Integrating African American culture and history into the curriculum brings perspective to divisive ideologies in a country fraught with racial, political, and social tension. While movements to improve Black-focused studies show promise, most lessons focus on the negative aspects of history and fail to acknowledge the accomplishments of countless Black people. A frequently overlooked aspect of Black history includes the music industry, particularly the origins of electronic music. From the DJs of Chicago to hip-hop’s influence on the genre, the roots of house music span deeper than the familiar white producers who dominate the media coverage. Aiming to bridge the disinformation gap facing avid music listeners, DJ, composer, and record producer King Britt created a brand new course through UC Online at UCSD called ‘Blacktronika: Afrofuturism In Electronic Music’. 
 
Having spent 30 years deeply involved in the techno electronic music industry, including working with Hollywood legends Michael Mann and Ridley Scott, King Britt entered a new phase as an Assistant Teaching Professor in Computer Music at UC San Diego. Having noticed a void in classes concentrated on people of color and their contributions to electronic music, King Britt promptly organized the fully remote course back in 2020. 
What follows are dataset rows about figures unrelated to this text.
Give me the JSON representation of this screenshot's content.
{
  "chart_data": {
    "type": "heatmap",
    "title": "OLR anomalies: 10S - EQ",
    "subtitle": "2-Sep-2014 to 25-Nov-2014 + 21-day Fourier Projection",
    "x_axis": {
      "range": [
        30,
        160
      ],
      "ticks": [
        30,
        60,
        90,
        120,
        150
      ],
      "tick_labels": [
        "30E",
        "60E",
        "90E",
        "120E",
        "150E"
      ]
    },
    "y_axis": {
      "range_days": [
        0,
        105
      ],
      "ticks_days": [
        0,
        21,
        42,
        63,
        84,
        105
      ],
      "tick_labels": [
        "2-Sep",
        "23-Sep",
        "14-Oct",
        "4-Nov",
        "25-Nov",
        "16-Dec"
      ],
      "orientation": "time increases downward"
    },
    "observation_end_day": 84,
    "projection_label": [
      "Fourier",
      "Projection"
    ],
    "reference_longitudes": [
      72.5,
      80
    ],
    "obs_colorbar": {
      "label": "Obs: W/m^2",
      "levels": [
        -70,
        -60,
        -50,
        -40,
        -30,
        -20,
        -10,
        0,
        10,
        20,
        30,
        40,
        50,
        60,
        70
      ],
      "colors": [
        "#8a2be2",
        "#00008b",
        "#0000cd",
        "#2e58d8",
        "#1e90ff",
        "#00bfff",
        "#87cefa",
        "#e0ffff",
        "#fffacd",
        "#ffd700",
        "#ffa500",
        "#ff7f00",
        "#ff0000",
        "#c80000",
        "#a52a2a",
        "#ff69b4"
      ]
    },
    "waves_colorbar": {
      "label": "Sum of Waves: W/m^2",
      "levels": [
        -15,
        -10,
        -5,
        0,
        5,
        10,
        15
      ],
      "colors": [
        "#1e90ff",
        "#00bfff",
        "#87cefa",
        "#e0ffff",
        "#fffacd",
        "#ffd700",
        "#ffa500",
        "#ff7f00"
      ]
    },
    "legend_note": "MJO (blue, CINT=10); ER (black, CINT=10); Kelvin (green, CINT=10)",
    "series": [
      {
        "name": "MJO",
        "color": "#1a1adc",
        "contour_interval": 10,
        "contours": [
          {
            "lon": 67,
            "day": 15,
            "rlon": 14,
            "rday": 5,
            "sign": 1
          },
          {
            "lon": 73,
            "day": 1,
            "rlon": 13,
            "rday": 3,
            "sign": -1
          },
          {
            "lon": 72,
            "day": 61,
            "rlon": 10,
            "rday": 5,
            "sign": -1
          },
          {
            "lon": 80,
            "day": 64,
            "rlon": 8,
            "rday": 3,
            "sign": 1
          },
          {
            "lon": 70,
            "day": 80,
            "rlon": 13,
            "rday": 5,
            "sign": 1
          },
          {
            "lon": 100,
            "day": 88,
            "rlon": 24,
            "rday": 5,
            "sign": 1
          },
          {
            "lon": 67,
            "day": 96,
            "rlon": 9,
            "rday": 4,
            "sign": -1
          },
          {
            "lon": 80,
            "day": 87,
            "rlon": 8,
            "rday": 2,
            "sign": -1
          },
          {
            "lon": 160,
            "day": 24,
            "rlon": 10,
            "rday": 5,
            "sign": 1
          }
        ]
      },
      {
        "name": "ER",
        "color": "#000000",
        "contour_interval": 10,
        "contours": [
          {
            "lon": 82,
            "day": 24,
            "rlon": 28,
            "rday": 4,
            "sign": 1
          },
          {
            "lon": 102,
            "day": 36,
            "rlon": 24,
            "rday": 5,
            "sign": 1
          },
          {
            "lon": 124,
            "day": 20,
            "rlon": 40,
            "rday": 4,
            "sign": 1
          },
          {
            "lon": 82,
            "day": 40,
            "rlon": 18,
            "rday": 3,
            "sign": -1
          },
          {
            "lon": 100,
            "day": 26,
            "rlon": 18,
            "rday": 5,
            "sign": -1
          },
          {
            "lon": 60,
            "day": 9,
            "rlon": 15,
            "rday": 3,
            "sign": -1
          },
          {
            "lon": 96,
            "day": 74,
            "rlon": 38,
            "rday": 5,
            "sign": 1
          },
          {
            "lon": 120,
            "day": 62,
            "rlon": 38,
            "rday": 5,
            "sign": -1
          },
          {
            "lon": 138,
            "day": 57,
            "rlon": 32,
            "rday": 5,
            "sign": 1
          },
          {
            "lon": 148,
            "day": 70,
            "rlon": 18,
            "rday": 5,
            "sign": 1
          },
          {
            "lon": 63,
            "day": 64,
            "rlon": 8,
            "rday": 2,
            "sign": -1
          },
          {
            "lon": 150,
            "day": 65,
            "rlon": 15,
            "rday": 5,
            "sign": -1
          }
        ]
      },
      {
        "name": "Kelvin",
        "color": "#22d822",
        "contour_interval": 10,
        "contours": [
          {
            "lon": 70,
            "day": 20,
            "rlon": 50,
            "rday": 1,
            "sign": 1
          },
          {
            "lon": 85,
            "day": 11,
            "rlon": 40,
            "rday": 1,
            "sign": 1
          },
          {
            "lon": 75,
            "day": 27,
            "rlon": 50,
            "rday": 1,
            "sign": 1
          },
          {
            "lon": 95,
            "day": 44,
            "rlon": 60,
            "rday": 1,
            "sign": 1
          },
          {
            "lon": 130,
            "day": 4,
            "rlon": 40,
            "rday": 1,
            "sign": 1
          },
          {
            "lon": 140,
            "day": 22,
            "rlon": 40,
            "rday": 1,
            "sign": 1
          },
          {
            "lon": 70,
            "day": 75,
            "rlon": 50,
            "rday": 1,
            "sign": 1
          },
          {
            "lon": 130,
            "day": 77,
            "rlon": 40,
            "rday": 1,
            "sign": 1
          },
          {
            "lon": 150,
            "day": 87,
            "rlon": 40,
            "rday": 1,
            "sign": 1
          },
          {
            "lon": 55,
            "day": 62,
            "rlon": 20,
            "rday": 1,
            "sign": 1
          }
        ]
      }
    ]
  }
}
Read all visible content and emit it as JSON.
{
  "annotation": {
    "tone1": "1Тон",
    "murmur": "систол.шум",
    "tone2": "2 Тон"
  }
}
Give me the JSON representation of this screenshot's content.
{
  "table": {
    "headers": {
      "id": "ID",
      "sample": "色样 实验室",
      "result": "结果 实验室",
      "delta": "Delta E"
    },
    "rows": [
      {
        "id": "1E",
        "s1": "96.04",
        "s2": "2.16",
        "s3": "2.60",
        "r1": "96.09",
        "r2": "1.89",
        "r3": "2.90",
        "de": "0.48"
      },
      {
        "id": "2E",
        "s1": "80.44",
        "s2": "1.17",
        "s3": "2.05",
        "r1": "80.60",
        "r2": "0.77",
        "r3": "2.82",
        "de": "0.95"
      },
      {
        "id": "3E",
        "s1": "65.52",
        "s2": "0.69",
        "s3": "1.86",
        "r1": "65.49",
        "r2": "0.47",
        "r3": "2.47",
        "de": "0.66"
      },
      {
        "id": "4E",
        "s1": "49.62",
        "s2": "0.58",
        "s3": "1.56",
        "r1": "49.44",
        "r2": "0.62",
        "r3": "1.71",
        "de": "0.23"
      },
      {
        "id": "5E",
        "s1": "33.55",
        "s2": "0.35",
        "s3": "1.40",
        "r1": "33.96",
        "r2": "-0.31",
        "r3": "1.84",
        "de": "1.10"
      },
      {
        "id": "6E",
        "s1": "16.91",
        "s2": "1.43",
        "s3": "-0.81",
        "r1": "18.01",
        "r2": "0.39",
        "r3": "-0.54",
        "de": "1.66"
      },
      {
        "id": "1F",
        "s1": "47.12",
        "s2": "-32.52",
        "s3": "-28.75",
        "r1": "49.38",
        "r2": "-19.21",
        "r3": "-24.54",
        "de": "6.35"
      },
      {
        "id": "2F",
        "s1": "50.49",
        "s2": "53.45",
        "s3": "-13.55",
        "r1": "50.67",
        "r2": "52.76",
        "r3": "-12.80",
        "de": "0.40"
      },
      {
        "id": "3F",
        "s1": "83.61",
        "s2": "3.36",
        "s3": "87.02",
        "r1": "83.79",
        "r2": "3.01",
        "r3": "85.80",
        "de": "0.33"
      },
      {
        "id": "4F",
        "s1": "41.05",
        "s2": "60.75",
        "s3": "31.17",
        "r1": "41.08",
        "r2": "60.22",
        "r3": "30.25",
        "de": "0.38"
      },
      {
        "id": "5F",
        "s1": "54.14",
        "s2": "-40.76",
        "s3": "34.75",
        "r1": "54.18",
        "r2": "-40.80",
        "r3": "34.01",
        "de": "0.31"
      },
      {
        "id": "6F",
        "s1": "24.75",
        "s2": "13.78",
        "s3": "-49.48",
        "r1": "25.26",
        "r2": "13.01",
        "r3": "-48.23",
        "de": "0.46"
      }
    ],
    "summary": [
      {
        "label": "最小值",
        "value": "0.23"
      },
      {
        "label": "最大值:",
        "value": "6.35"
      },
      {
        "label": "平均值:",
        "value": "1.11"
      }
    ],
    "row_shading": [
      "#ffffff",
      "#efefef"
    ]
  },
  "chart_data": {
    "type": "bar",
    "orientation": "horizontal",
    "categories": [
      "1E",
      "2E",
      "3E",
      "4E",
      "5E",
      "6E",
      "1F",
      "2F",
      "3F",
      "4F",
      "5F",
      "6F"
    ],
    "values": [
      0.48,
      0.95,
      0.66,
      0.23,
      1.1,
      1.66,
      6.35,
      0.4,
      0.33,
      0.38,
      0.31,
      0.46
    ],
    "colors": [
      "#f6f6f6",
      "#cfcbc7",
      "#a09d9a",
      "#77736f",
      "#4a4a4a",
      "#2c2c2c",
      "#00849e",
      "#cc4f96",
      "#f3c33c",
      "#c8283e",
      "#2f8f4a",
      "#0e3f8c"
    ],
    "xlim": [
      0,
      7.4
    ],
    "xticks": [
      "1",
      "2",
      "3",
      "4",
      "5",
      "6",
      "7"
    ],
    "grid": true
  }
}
‘Blacktronika: Afrofuturism In Electronic Music will be available starting in Fall 2022 as a three-hour lecture series on Wednesdays, from 11am-1:50pm, with an additional 50-minute discussion section to examine the intricacies of black history in the music industry via roundtable discussions and guest speaker appearances. Students will learn a wide range of topics, from the breakdown of Afrofuturism through listening to the Dogon tribe in Mali to the origins of Sun Ra and its continual impact on house music. Students should also expect to learn about how underrepresented communities responded to socio-political issues and how these movements gave birth to jazz fusion, Chicago House, Detroit Techno, Drum and Bass, the LA Beat scene, and the rest of global sound history. 
 
In addition to hearing anecdotes from King Britt’s experiences with the music industry, he also draws on career connections to bolster the curriculum with more expertise. In previous years, King Britt has hosted Honey Dijon, Goldie, Hank Shocklee, Robert Hood, and his daughter Lyric to discuss their relationships with house, techno, drum and bass, and experimental music. Students are also offered the opportunity to ask questions as each interview occurs live in class. By enabling other experts to weigh in on their experiences as Black people in the music industry, students are provided a more encompassed idea of the history and trajectory of electronic music. Exact details regarding this year’s guest list have yet to be revealed but expect a mix of speakers and performers. 
 
‘Blacktronika: Afrofuturism In Electronic Music is a fascinating course that offers an expanded understanding of racial dynamics in America through the lens of musical history. Because young people continue to include the newer sounds of electronic music in their playlist repertoire, King Britt hopes that by offering this course, he can equip them with the knowledge and newfound appreciation for its history.